His legs never moved on their own again. The shard’s jagged collision with his body had resulted in severed nerves within his spinal cord. Crutches were replaced with a wheelchair, and Yuki was forced to say farewell to ever standing again.
Trauma and confusion befriended sorrow and despair, and as the days turned to weeks, Yuki and Miu sat in their hospital rooms alone, separated by an unknown distance and the barriers of bureaucratic secrecy, watching the newly glowing snow fall heavier than ever before.
In time, the wound on Miu’s face healed, and she was released to her new group home. A silent van ride carried her from the stale halls of the hospital and delivered her to her new isolation. It was a simple home, with twenty-one girls all hidden away from society’s eyes. Red brick exterior walls were stained with age and neglect. She slept in a room with three other girls whose names she didn’t even bother to learn.
Whispers of jeers danced in the halls as youthful insecurities and jaded hearts saw her strange eye patch. Miu didn’t care. Even if they ever started to pick on her, she wouldn’t care.
Far away, in another prefecture, Yuki eventually settled in at a small shared home with twelve other boys. He was the only disabled person, so he was given his own small room. A single window in the upper left corner let him catch the occasional glimpse of the neon stars at night.
No one ever explained what truly happened. Such things were reserved for adults. All the children were told was that there had been some sort of accident, and these new forms had appeared from another realm. Any question about the domes or the whispers of strange beings were shot down and disciplined. Occasionally, Yuki heard the adults whispering of quantum mechanics and computers, and his interest piqued.

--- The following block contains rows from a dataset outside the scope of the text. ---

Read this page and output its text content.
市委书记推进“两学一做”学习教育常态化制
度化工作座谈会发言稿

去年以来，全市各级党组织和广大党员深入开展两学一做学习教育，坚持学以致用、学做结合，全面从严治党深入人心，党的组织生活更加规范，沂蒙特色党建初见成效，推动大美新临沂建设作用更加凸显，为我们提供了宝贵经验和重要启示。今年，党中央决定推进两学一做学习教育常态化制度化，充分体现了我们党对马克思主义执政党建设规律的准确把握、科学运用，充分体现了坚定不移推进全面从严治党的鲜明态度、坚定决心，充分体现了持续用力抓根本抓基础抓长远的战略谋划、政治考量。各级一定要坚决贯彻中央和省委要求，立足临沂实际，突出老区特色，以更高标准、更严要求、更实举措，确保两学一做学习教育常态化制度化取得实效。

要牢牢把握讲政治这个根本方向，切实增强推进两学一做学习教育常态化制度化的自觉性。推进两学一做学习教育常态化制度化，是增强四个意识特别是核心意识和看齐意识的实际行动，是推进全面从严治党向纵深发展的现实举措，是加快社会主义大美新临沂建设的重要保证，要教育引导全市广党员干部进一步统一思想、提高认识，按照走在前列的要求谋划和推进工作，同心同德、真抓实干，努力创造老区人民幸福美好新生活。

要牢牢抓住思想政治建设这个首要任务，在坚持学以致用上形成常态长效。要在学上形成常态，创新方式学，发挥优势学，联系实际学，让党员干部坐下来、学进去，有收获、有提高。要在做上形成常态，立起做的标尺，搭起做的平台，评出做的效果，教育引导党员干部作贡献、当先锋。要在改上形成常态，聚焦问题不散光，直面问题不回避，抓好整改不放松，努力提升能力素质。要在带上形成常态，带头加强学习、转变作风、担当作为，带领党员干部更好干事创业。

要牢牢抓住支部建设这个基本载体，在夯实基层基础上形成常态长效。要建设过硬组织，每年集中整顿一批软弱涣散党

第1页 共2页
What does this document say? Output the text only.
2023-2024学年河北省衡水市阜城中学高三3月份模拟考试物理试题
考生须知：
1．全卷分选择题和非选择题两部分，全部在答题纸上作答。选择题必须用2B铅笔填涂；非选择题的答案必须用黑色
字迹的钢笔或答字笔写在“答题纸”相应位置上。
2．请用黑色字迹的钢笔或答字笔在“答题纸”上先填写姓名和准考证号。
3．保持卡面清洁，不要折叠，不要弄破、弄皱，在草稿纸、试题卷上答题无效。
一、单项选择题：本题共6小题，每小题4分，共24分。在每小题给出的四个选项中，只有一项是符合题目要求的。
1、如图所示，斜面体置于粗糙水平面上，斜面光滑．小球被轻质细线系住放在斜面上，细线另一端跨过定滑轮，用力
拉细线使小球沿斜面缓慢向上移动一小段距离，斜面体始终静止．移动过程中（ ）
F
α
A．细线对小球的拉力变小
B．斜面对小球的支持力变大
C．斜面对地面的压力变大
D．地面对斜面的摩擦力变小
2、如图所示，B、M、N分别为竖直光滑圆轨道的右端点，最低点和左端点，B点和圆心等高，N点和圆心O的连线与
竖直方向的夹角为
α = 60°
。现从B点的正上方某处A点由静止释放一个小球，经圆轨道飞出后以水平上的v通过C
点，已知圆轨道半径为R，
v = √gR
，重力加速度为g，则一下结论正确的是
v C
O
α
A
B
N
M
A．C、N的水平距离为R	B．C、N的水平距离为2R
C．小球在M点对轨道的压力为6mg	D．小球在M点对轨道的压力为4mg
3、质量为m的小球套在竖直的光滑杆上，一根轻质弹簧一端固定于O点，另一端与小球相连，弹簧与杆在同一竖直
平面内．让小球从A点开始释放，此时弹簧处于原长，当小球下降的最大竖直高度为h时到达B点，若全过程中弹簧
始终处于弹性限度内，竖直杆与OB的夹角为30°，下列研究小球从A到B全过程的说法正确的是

But his eyes stayed hollow. And his smile never returned. Without Miu there, he didn’t need to smile anymore. His broken body made sure that such a concept would become more and more foreign. There was very little to smile about as he adjusted to never feeling his feet again.
By the time he had soiled himself without realizing it one evening, hate had crept into his mind, and he looked down at his unsteady, bent form with nothing but loathing.
If his legs had worked, that night Miu wouldn’t have had to set him down and run ahead. If his legs had worked, they could have simply run and never stopped. Maybe it would have all been so different.
But it wasn’t.
Now they were alone.
Now they were broken, just like the world.
As military craft flew through the sky that was now steadily glowing pink, Miu and Yuki accepted that their time together was officially over. If they were lucky, the occasional visit to the other would be allowed, if they were ever able to find where each person was moved.
For now, it would be up to them to survive this fractured world and hope that in a few years they could finally be reunited.